I've seen the ads for grants to go solar, the "tax rebates", etcetera etc... Even the companies that pay you to put THEIR system on your roof... At which time you pay THEM for the power that is being made on YOUR house.
Most of us just don't have any kind of cash flow to put out on a system that lets us go without tapping into the grid.
that's on my business brother.
it's a grid-tie system and could power 10-15 average sized american homes.
It makes about as much power in one hour as some off-grid cabin-sized system do in an entire month. It's not what we're talking about here, but i had to satisfy sean's curiosity before he started sending me weird e-mails and calling my house again. It took me a long time to put an end to that shit.
Check out wholesale solar and backwoods.
for an off-grid cabin, you could probably get away with a 1-2 KWh system.
you could do it for less than half the cost of a solar-sean-r system.
forget about "net-metering" (selling your excess power back) that's not where your payback is....unless you build a really big system that produces a bunch of power, and you are usually not there to consume it. even then its not a winner. at best it's some sprinkles on top.
for argument sake, say you purchase a unit of electricity for 14-16 cents per kwh, the actual portion you pay for the electricity itself is worth a couple pennies.
say you installed a 2.56kw system, if you are lucky you'll produce about 325kwh in that month, and that assumes ZERO consumption on your end.
your net metering agreement (where available and typically small systems don't qualify) will pay you back an insultingly small percentage, and that comes in the form of a "SREC" credit....not a check.

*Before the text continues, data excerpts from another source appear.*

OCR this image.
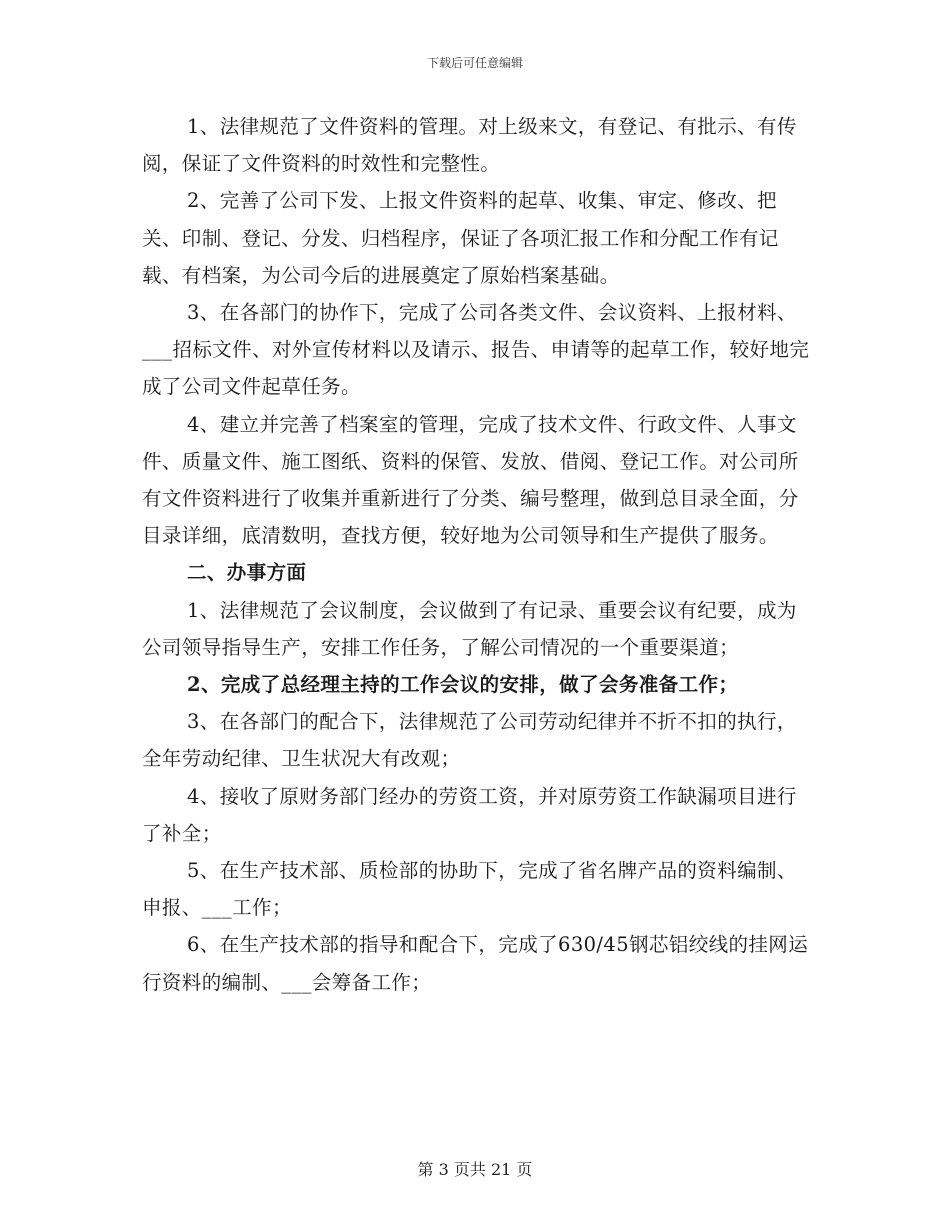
下载后可任意编辑

1、法律规范了文件资料的管理。对上级来文，有登记、有批示、有传阅，保证了文件资料的时效性和完整性。

2、完善了公司下发、上报文件资料的起草、收集、审定、修改、把关、印制、登记、分发、归档程序，保证了各项汇报工作和分配工作有记载、有档案，为公司今后的进展奠定了原始档案基础。

3、在各部门的协作下，完成了公司各类文件、会议资料、上报材料、___招标文件、对外宣传材料以及请示、报告、申请等的起草工作，较好地完成了公司文件起草任务。

4、建立并完善了档案室的管理，完成了技术文件、行政文件、人事文件、质量文件、施工图纸、资料的保管、发放、借阅、登记工作。对公司所有文件资料进行了收集并重新进行了分类、编号整理，做到总目录全面，分目录详细，底清数明，查找方便，较好地为公司领导和生产提供了服务。

二、办事方面

1、法律规范了会议制度，会议做到了有记录、重要会议有纪要，成为公司领导指导生产，安排工作任务，了解公司情况的一个重要渠道；

2、完成了总经理主持的工作会议的安排，做了会务准备工作；

3、在各部门的配合下，法律规范了公司劳动纪律并不折不扣的执行，全年劳动纪律、卫生状况大有改观；

4、接收了原财务部门经办的劳资工资，并对原劳资工作缺漏项目进行了补全；

5、在生产技术部、质检部的协助下，完成了省名牌产品的资料编制、申报、___工作；

6、在生产技术部的指导和配合下，完成了630/45钢芯铝绞线的挂网运行资料的编制、___会筹备工作；

第 3 页共 21 页
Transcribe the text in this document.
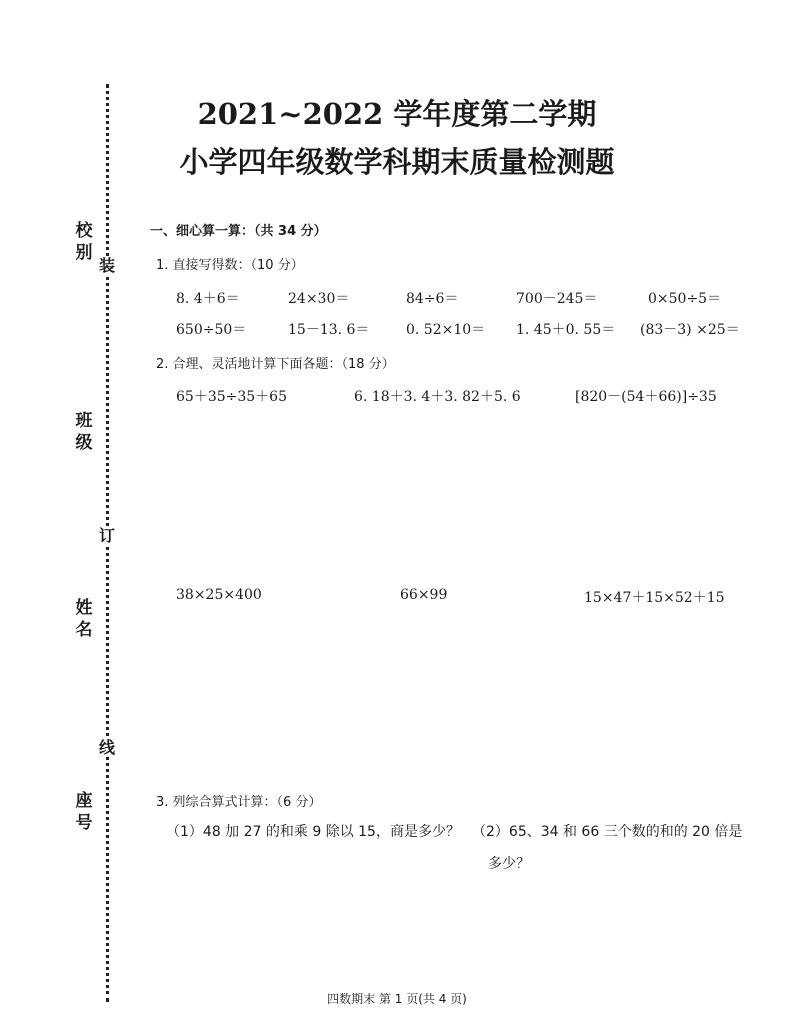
装
订
线
校别
班级
姓名
座号
2021~2022 学年度第二学期
小学四年级数学科期末质量检测题
一、细心算一算：（共 34 分）
1. 直接写得数：（10 分）
8. 4＋6＝	24×30＝	84÷6＝	700－245＝	0×50÷5＝
650÷50＝	15－13. 6＝	0. 52×10＝ 1. 45＋0. 55＝ (83－3) ×25＝
2. 合理、灵活地计算下面各题：（18 分）
65＋35÷35＋65	6. 18＋3. 4＋3. 82＋5. 6	[820－(54＋66)]÷35
38×25×400	66×99	15×47＋15×52＋15
3. 列综合算式计算：（6 分）
（1）48 加 27 的和乘 9 除以 15，商是多少？ （2）65、34 和 66 三个数的和的 20 倍是
多少？
四数期末 第 1 页(共 4 页)
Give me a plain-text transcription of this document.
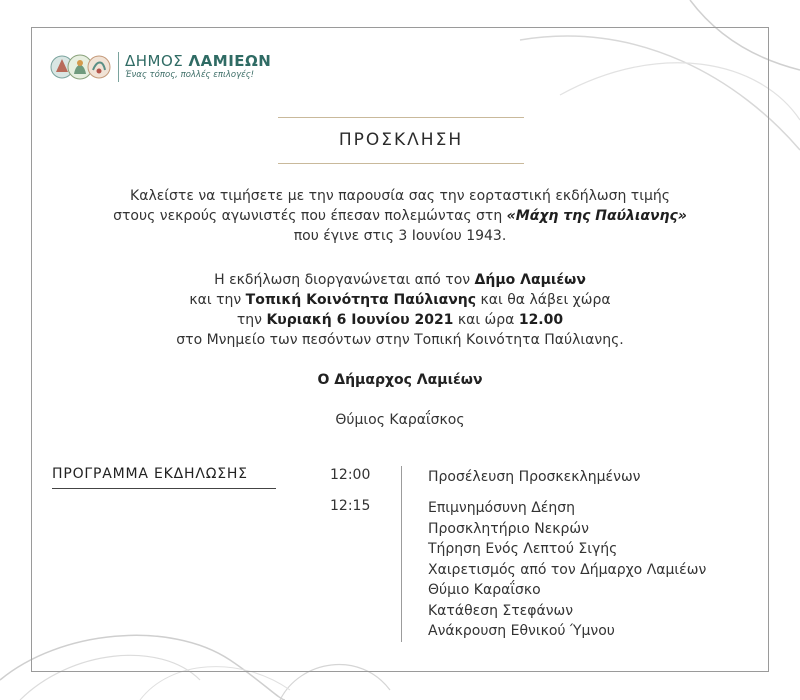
ΔΗΜΟΣ ΛΑΜΙΕΩΝ
Ένας τόπος, πολλές επιλογές!
ΠΡΟΣΚΛΗΣΗ
Καλείστε να τιμήσετε με την παρουσία σας την εορταστική εκδήλωση τιμής
στους νεκρούς αγωνιστές που έπεσαν πολεμώντας στη «Μάχη της Παύλιανης»
που έγινε στις 3 Ιουνίου 1943.
Η εκδήλωση διοργανώνεται από τον Δήμο Λαμιέων
και την Τοπική Κοινότητα Παύλιανης και θα λάβει χώρα
την Κυριακή 6 Ιουνίου 2021 και ώρα 12.00
στο Μνημείο των πεσόντων στην Τοπική Κοινότητα Παύλιανης.
Ο Δήμαρχος Λαμιέων
Θύμιος Καραΐσκος
ΠΡΟΓΡΑΜΜΑ ΕΚΔΗΛΩΣΗΣ	12:00	Προσέλευση Προσκεκλημένων
12:15	Επιμνημόσυνη Δέηση
Προσκλητήριο Νεκρών
Τήρηση Ενός Λεπτού Σιγής
Χαιρετισμός από τον Δήμαρχο Λαμιέων
Θύμιο Καραΐσκο
Κατάθεση Στεφάνων
Ανάκρουση Εθνικού Ύμνου
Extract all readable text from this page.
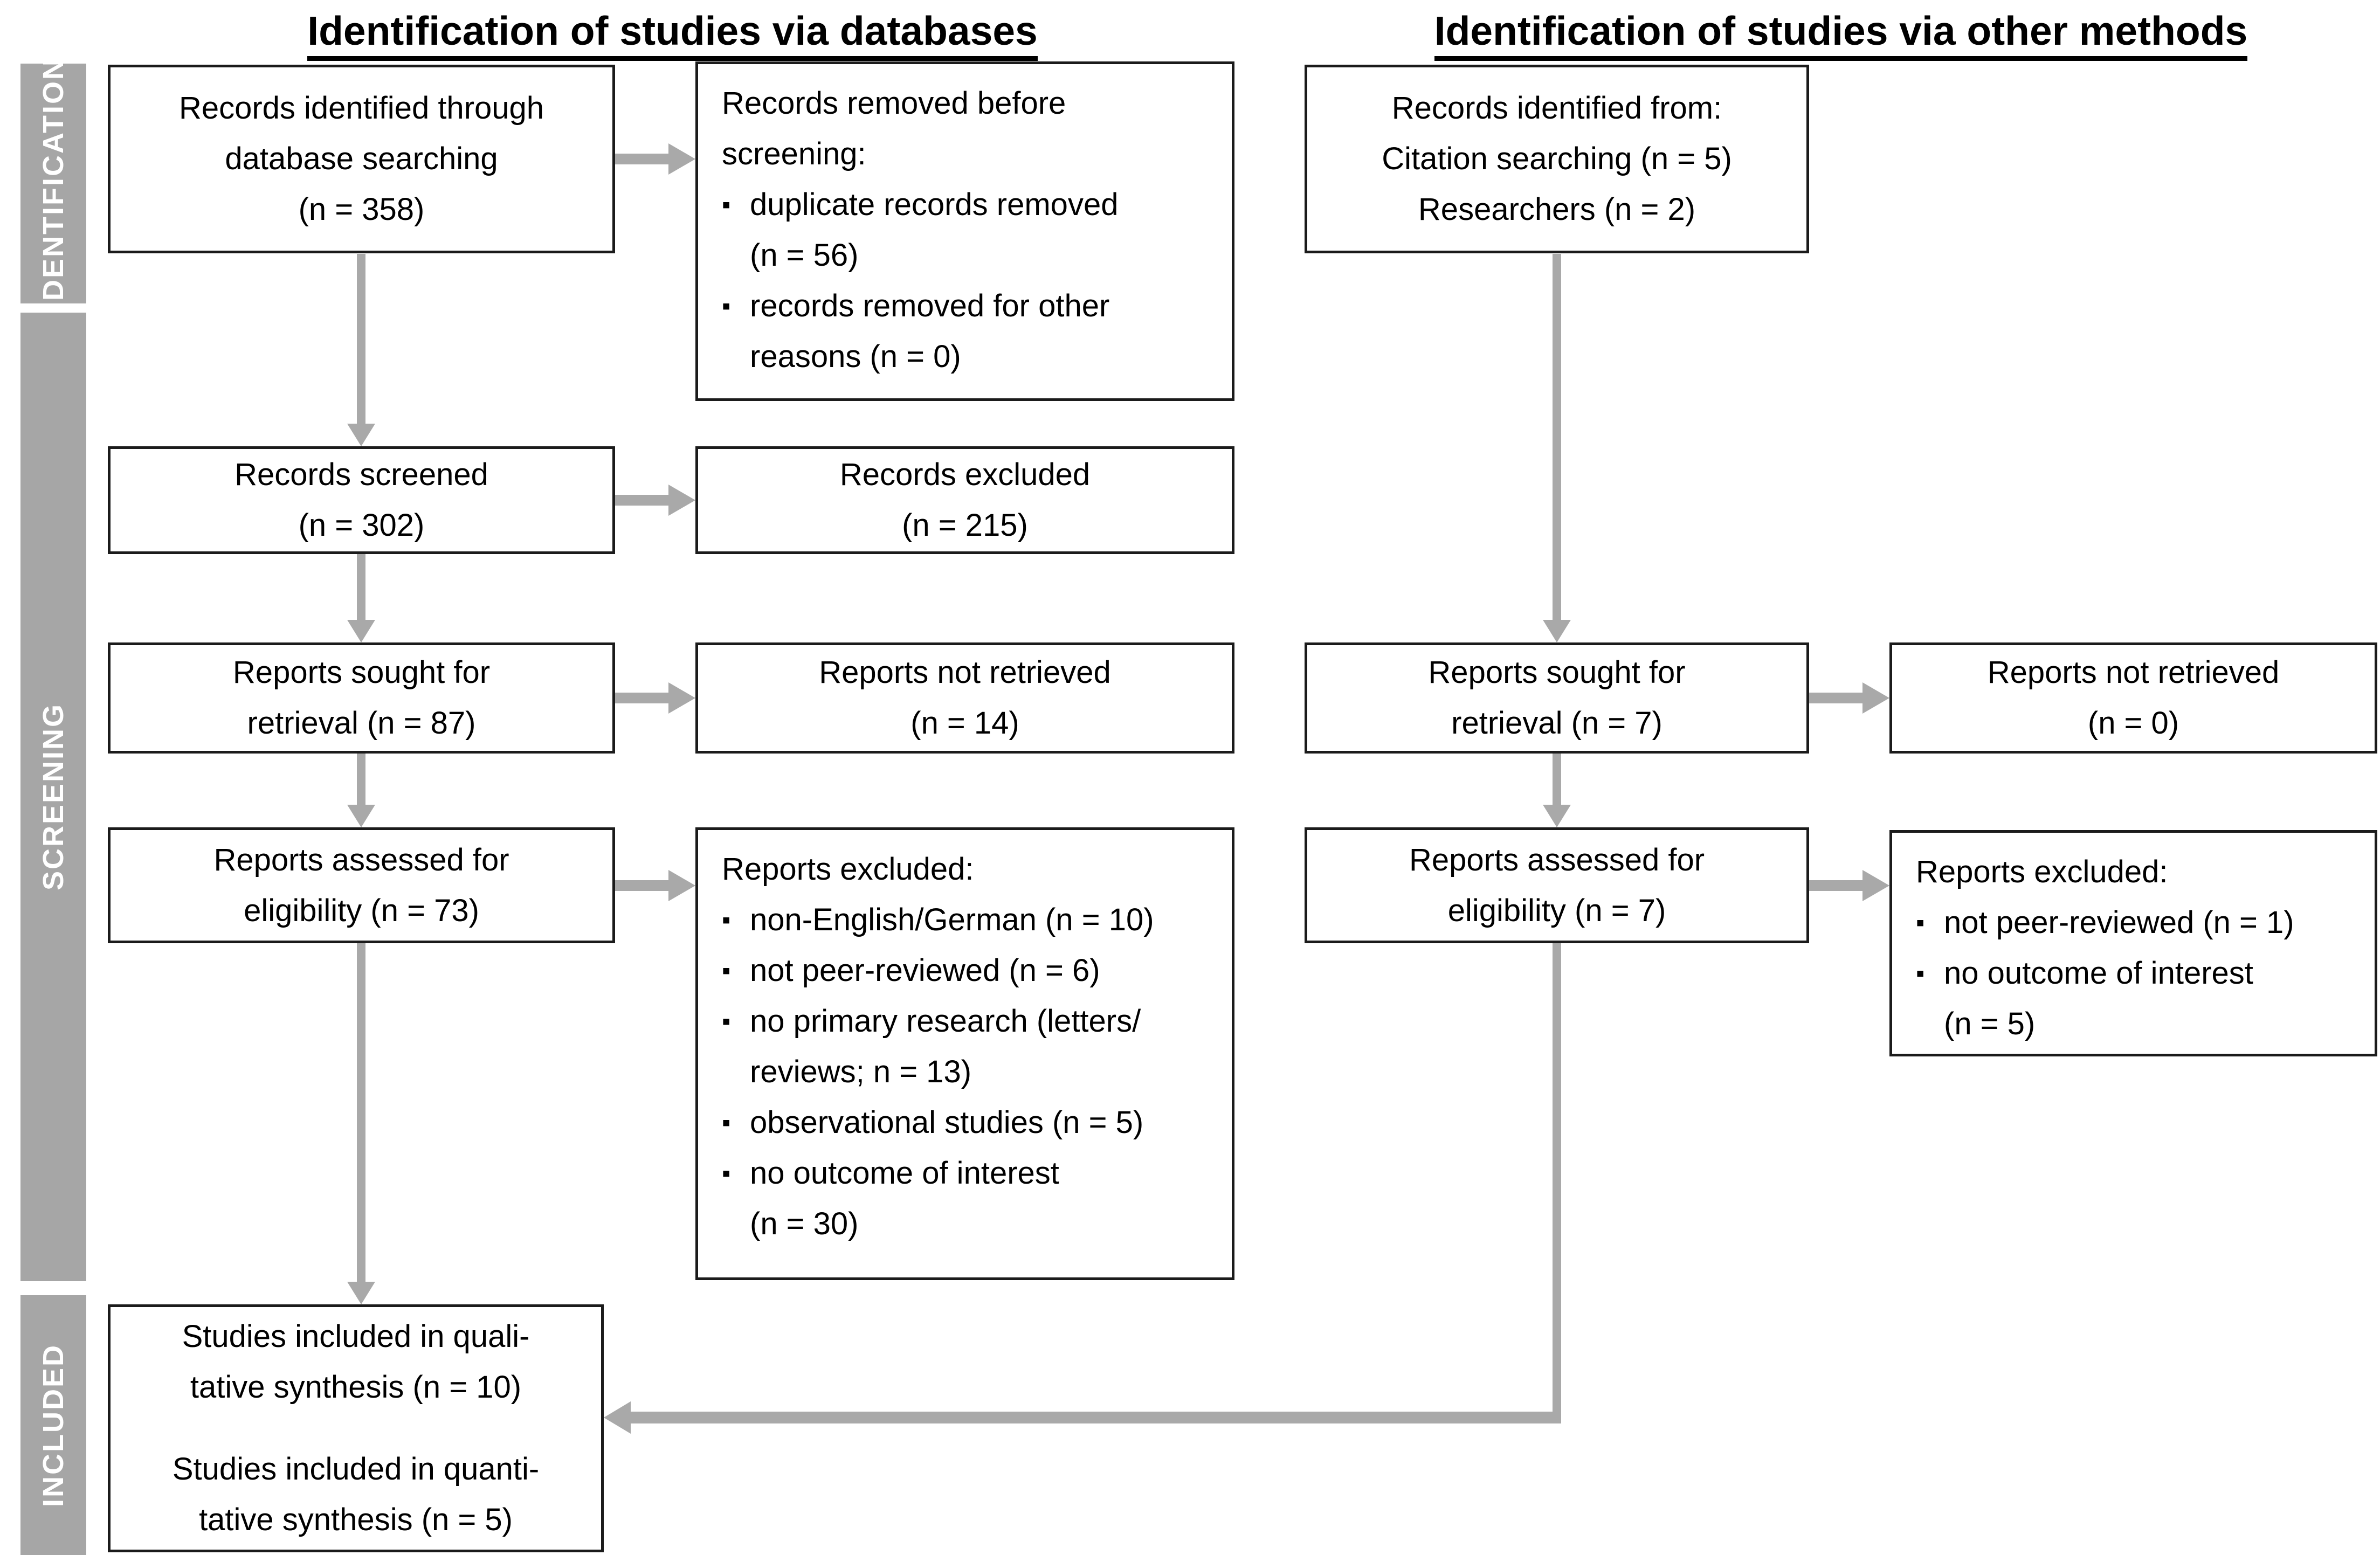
Identification of studies via databases	Identification of studies via other methods
IDENTIFICATION
SCREENING
INCLUDED
Records identified through
database searching
(n = 358)
Records removed before
screening:
▪ duplicate records removed
(n = 56)
▪ records removed for other
reasons (n = 0)
Records screened
(n = 302)
Records excluded
(n = 215)
Reports sought for
retrieval (n = 87)
Reports not retrieved
(n = 14)
Reports assessed for
eligibility (n = 73)
Reports excluded:
▪ non-English/German (n = 10)
▪ not peer-reviewed (n = 6)
▪ no primary research (letters/
reviews; n = 13)
▪ observational studies (n = 5)
▪ no outcome of interest
(n = 30)
Records identified from:
Citation searching (n = 5)
Researchers (n = 2)
Reports sought for
retrieval (n = 7)
Reports not retrieved
(n = 0)
Reports assessed for
eligibility (n = 7)
Reports excluded:
▪ not peer-reviewed (n = 1)
▪ no outcome of interest
(n = 5)
Studies included in quali-
tative synthesis (n = 10)
Studies included in quanti-
tative synthesis (n = 5)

That's not the way you justify solar. You want to size a system so that you consume all of it. If it's too big, then you paid too much for a system that will not return the investment for you.
In other words, every kilowatt hour you use is worth whatever you'd pay for it from a utility if that is an option, and that is typically 13-16 cents or whatever.
every kwh you do not use is NOT worth 16 cents!
Here's how i am justifying my particular off-grid project.
I am at least 3 miles from a high voltage utility. I am 2 miles from a neighbors utility barn, and if i could talk him into squirreling off the primary line on his last pole and clear cut over to me (which he wouldn't do in a million years) a ballpark estimate i got for doing that was about 15,000 bucks, and that doesn't include excavating and clearing.
I will build a system that seems counter intuitive at first compared to how most grid tie systems are configured.
A smallish array and a bigger battery bank. Figure i can build something appropriate for my needs for 9000-12000. maybe even a lot less.
water i have covered.
and the grey/black water flows to a lagoon which is allowed in the county im in.